Também pensando em materiais leves e resistentes, engenheiros da Universidade de Stuttgart, Alemanha, criaram robôs que constróem estruturas inspiradas em abrigos de insetos. Recentemente, o Pavilhão de Pesquisas ICD/ITKE da universidade foi construído na forma da concha do besouro-da-batata. Usando fibra de vidro e de carbono, uma série de módulos emaranhados uns aos outros foram construídos por dois robôs do time, resultando em uma cobertura de 50 metros quadrados que pesa apenas 593 quilos. O pavilhão é parte de um projeto da universidade que pesquisa como as estruturas naturais podem ser usadas em construções humanas mais leves e menos poluentes.

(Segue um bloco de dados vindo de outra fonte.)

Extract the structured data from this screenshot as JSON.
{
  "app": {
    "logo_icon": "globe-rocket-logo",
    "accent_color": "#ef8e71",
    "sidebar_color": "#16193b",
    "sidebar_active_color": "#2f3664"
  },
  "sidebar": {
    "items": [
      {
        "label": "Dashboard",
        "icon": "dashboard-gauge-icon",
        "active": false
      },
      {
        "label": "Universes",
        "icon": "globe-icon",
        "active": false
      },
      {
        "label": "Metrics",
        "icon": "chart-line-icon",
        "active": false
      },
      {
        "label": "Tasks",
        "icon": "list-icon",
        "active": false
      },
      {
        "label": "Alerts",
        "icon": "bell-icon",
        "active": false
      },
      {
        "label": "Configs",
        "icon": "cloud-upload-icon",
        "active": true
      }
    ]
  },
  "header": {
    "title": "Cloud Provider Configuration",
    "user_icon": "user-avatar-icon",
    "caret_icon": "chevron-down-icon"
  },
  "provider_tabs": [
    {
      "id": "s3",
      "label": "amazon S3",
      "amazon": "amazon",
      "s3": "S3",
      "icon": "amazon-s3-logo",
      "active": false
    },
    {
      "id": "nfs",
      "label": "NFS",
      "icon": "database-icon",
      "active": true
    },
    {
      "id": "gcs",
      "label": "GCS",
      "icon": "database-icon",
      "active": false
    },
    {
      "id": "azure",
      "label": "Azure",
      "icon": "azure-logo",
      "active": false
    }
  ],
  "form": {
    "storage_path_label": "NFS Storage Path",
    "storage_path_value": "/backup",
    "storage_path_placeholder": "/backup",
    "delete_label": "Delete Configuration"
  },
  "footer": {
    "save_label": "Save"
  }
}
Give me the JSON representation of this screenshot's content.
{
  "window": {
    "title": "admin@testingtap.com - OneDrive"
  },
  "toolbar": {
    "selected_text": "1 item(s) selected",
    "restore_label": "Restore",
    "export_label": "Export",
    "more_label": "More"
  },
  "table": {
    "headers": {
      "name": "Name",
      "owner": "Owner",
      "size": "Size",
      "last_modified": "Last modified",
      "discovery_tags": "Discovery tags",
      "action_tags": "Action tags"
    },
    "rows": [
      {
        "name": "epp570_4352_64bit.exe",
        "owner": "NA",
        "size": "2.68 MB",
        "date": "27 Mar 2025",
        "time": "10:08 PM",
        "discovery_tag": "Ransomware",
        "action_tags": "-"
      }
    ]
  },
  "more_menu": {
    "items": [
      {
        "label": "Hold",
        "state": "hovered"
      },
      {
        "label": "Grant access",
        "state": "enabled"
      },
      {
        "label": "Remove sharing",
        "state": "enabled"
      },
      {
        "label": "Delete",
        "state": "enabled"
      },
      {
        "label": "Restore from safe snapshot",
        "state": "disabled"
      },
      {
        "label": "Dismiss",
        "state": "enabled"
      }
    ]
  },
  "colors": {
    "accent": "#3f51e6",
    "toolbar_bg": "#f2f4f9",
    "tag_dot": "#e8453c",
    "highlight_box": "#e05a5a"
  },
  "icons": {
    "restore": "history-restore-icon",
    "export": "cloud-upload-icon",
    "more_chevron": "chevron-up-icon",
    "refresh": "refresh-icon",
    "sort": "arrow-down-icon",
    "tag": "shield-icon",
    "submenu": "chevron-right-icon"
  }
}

Insetos também inspiram cientistas a programar diversos robôs que precisam atuar juntos. Os kilobots são pequenos robôs modulares criados na Universidade de Harvard, EUA, que se comportam em enxame. Os pesquisadores conseguiram programar 1024 kilobots para se montarem de diversas formas em 2D, como uma estrela, a letra K e uma chave inglesa. No futuro, eles poderão também se unir para criar formas mais complexas e se transformar em um robô maior. Os kilobots são pequenos (um pouco maiores que uma moeda de 1 real), custam 14 dólares cada um e podem ser montados em poucos minutos. Para programar vários robôs de uma vez, os pesquisadores emitem instruções em um controlador por meio de luz infravermelha, o que também permite a comunicação dos robôs entre si.

Construir robôs que interagem em bando pode ajudar cientistas a entender o comportamento coletivo de pássaros migratórios, cardumes de peixes e até de redes de neurônios. Eles também podem ser uma chave para a construção de robôs que se montam sozinhos, cada parte seria um pequeno robô, uma espécie de Megazord de um futuro próximo.